Si la victime résistait, s’opposait, ne réagissait pas comme prévu, alors apparaissaient les menaces, la violence physique et, lorsque la victime était une femme, la violence sexuelle — jusqu’au viol… ou au meurtre. Une fois de plus, Servaz se demanda si c’était cela que Célia avait subi. Devait-il creuser plus avant ou était-il en train de perdre son temps ? Elle n’était pas mariée mais elle avait peut-être un petit ami, un compagnon au moment des faits. Avait-il été interrogé ? Il n’y avait quasiment aucune information dans le dossier que lui avait confié Desgranges. L’affaire avait été classée très vite.

Il poursuivit sa lecture.

Selon ces textes, la violence psychologique était profondément égalitaire, elle transcendait les classes sociales.

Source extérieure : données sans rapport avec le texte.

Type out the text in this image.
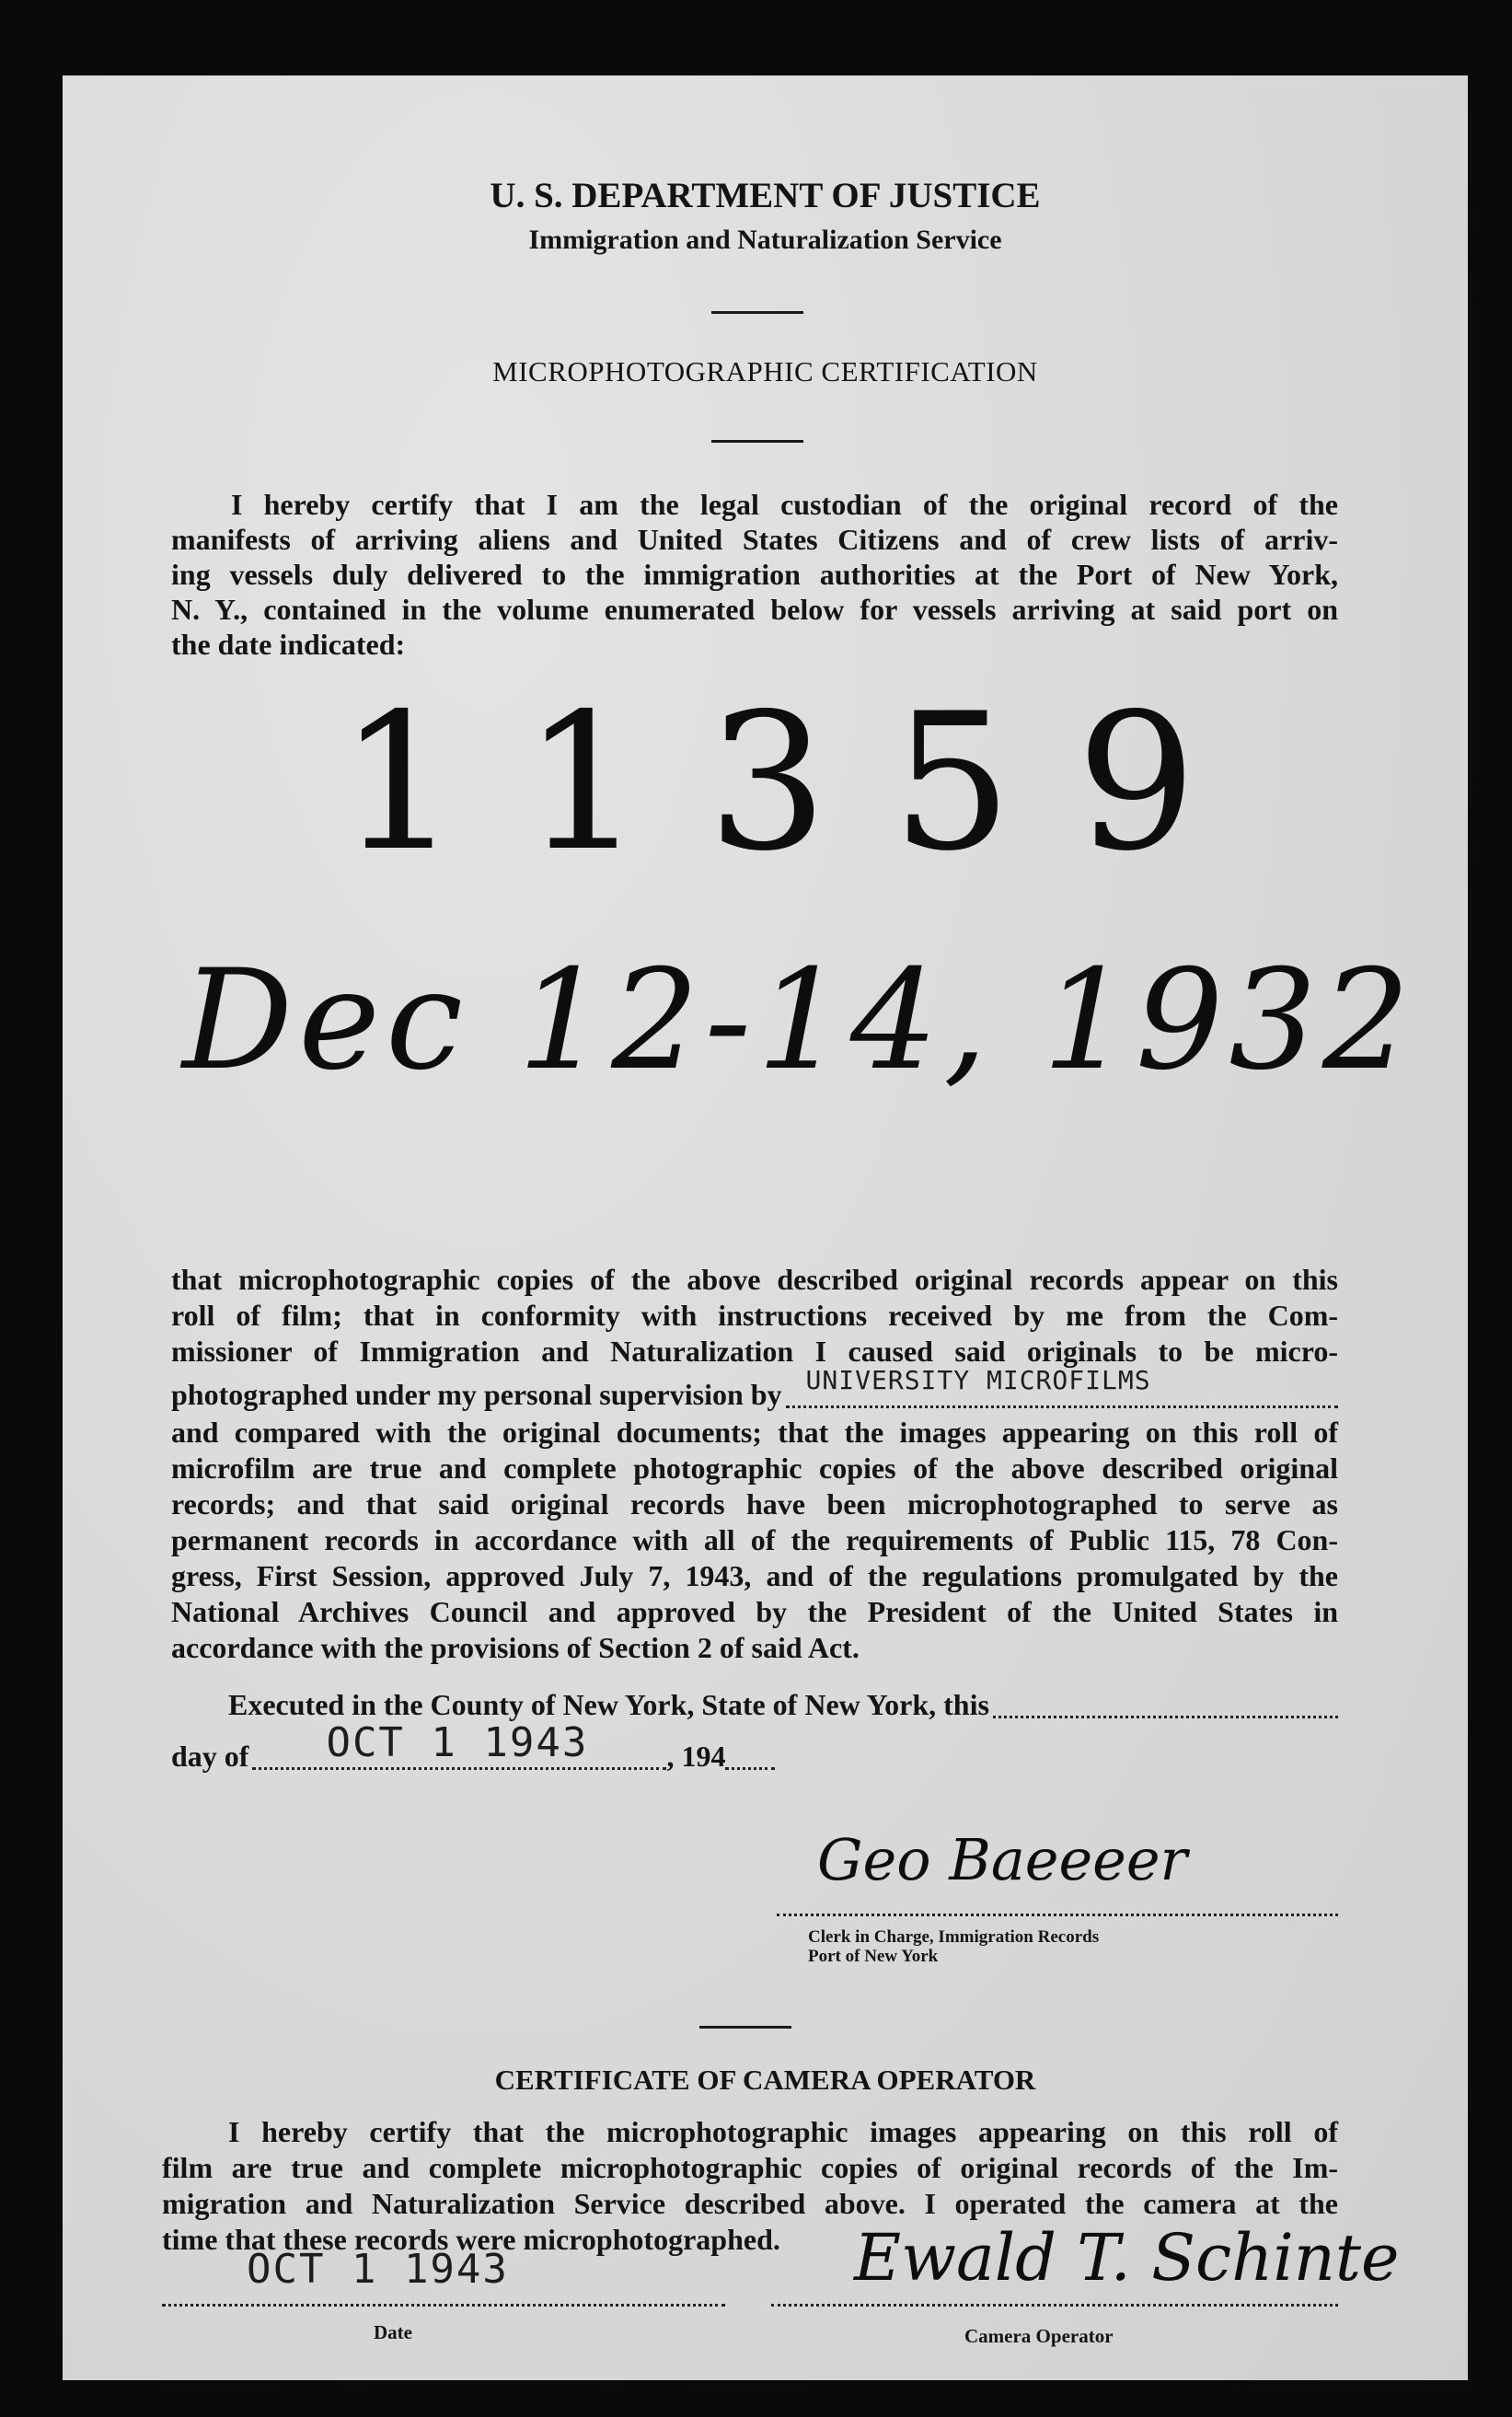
U. S. DEPARTMENT OF JUSTICE
Immigration and Naturalization Service
MICROPHOTOGRAPHIC CERTIFICATION
I hereby certify that I am the legal custodian of the original record of the
manifests of arriving aliens and United States Citizens and of crew lists of arriv-
ing vessels duly delivered to the immigration authorities at the Port of New York,
N. Y., contained in the volume enumerated below for vessels arriving at said port on
the date indicated:
11359
Dec 12-14, 1932
that microphotographic copies of the above described original records appear on this
roll of film; that in conformity with instructions received by me from the Com-
missioner of Immigration and Naturalization I caused said originals to be micro-
photographed under my personal supervision by UNIVERSITY MICROFILMS
and compared with the original documents; that the images appearing on this roll of
microfilm are true and complete photographic copies of the above described original
records; and that said original records have been microphotographed to serve as
permanent records in accordance with all of the requirements of Public 115, 78 Con-
gress, First Session, approved July 7, 1943, and of the regulations promulgated by the
National Archives Council and approved by the President of the United States in
accordance with the provisions of Section 2 of said Act.
Executed in the County of New York, State of New York, this
day of OCT 1 1943	, 194
Geo Baeeeer
Clerk in Charge, Immigration Records
Port of New York
CERTIFICATE OF CAMERA OPERATOR
I hereby certify that the microphotographic images appearing on this roll of
film are true and complete microphotographic copies of original records of the Im-
migration and Naturalization Service described above. I operated the camera at the
time that these records were microphotographed.
OCT 1 1943
Date
Ewald T. Schinte
Camera Operator
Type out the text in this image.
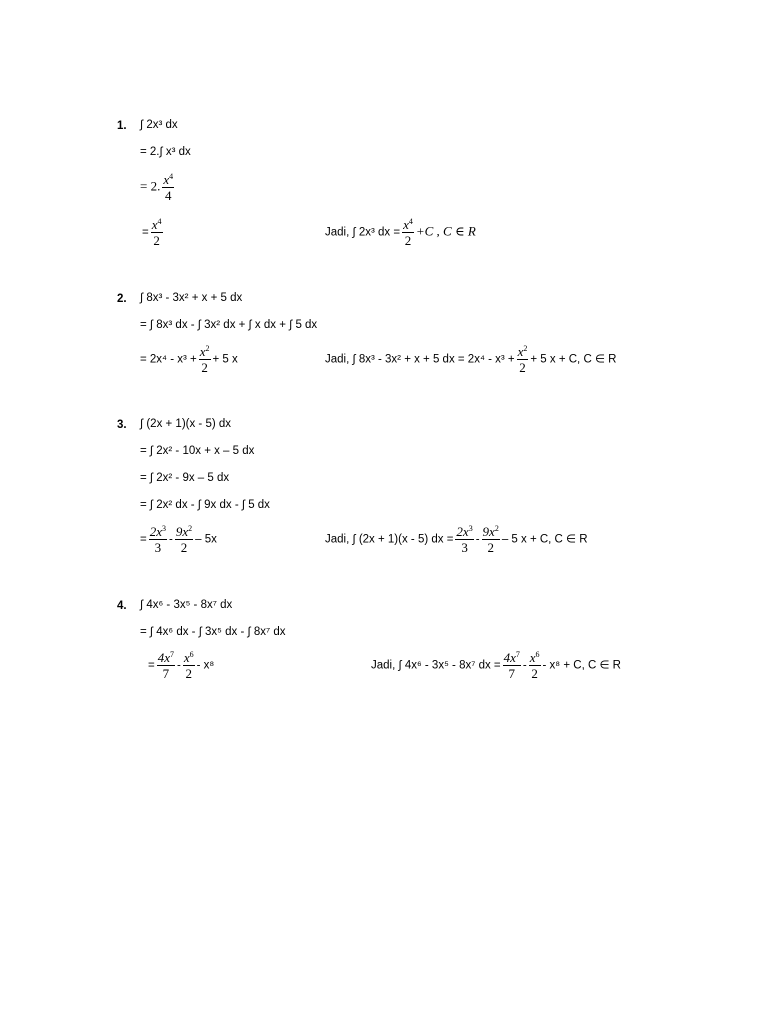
1. ∫ 2x³ dx
= 2.∫ x³ dx
= 2. $\frac{x^4}{4}$
= $\frac{x^4}{2}$	Jadi, ∫ 2x³ dx = $\frac{x^4}{2} +C$ , C ∈ R
2. ∫ 8x³ - 3x² + x + 5 dx
= ∫ 8x³ dx - ∫ 3x² dx + ∫ x dx + ∫ 5 dx
= $2x^4 - x^3 + \frac{x^2}{2} + 5$ x	Jadi, ∫ 8x³ - 3x² + x + 5 dx = $2x^4 - x^3 + \frac{x^2}{2} + 5$ x + C, C ∈ R
3. ∫ (2x + 1)(x - 5) dx
= ∫ 2x² - 10x + x – 5 dx
= ∫ 2x² - 9x – 5 dx
= ∫ 2x² dx - ∫ 9x dx - ∫ 5 dx
= $\frac{2x^3}{3} - \frac{9x^2}{2} - 5x$	Jadi, ∫ (2x + 1)(x - 5) dx = $\frac{2x^3}{3} - \frac{9x^2}{2} - 5$ x + C, C ∈ R
4. ∫ 4x⁶ - 3x⁵ - 8x⁷ dx
= ∫ 4x⁶ dx - ∫ 3x⁵ dx - ∫ 8x⁷ dx
= $\frac{4x^7}{7} - \frac{x^6}{2} - x^8$	Jadi, ∫ 4x⁶ - 3x⁵ - 8x⁷ dx = $\frac{4x^7}{7} - \frac{x^6}{2} - x^8 + C$, C ∈ R
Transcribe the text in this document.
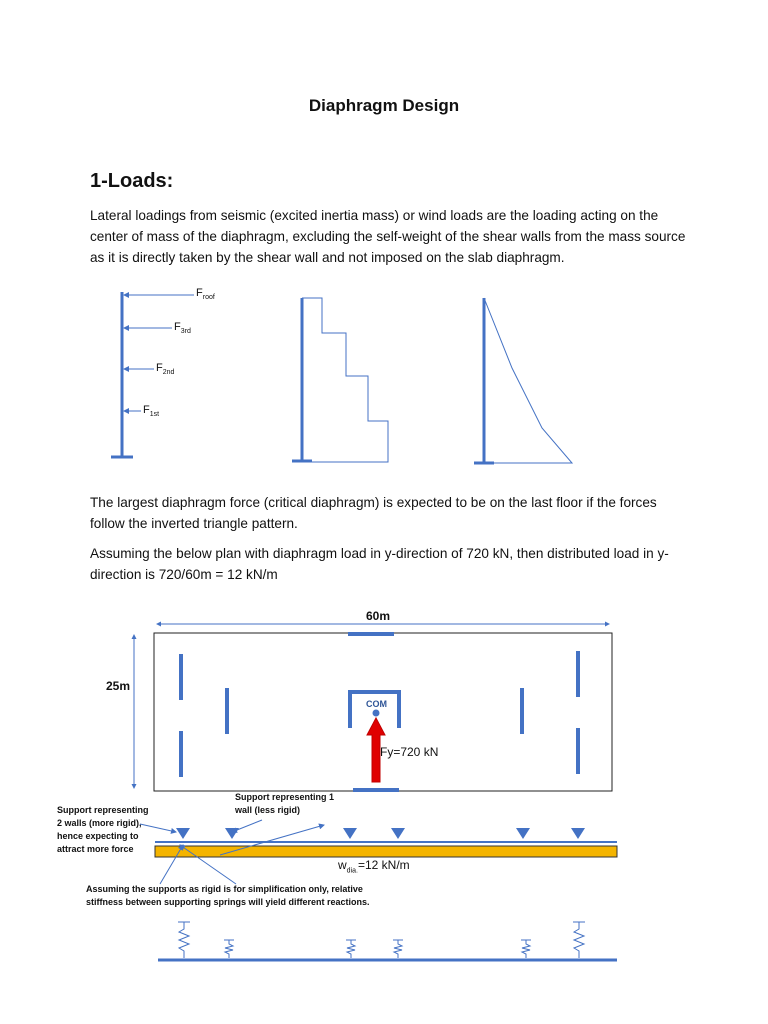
Diaphragm Design
1-Loads:
Lateral loadings from seismic (excited inertia mass) or wind loads are the loading acting on the center of mass of the diaphragm, excluding the self-weight of the shear walls from the mass source as it is directly taken by the shear wall and not imposed on the slab diaphragm.
The largest diaphragm force (critical diaphragm) is expected to be on the last floor if the forces follow the inverted triangle pattern.
Assuming the below plan with diaphragm load in y-direction of 720 kN, then distributed load in y-direction is 720/60m = 12 kN/m
$F_{roof}$
$F_{3rd}$
$F_{2nd}$
$F_{1st}$
60m
25m
COM
Fy=720 kN
Support representing 2 walls (more rigid), hence expecting to attract more force
Support representing 1 wall (less rigid)
$w_{dia.}=12$ kN/m
Assuming the supports as rigid is for simplification only, relative stiffness between supporting springs will yield different reactions.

Les tyrans domestiques et professionnels couraient les rues, cachés derrière des masques sociaux inoffensifs. Dans le milieu du travail, il existait un délit de harcèlement moral, mais les agents de contrôle de l’inspection du travail obligeaient la victime à en faire la preuve par des témoignages, des attestations avant de débuter la moindre enquête. Ce qui laissait le champ libre aux manipulations perverses les plus subtiles, les plus insidieuses : celles au cours desquelles la cible se voyait abaissée, infériorisée, soumise à des attaques verbales et psychologiques incessantes, dégradantes, à des humiliations en présence de tiers et à des ordres contradictoires sur de longues périodes. De telles attaques n’étaient pas mortelles (sauf lorsque la victime finissait par mettre fin à ses jours sur son lieu de travail), mais l’individu qui rentrait chez lui abîmé, humilié, épuisé y perdait à jamais son amour-propre et sa sève vitale ; quant à l’entourage professionnel, il se tenait la plupart du temps à l’écart, par lâcheté ou par égoïsme — quand il ne rentrait pas tout simplement dans le jeu du manipulateur, stigmatisant à son tour l’incompétence, la mauvaise humeur et la mauvaise volonté évidentes de la victime.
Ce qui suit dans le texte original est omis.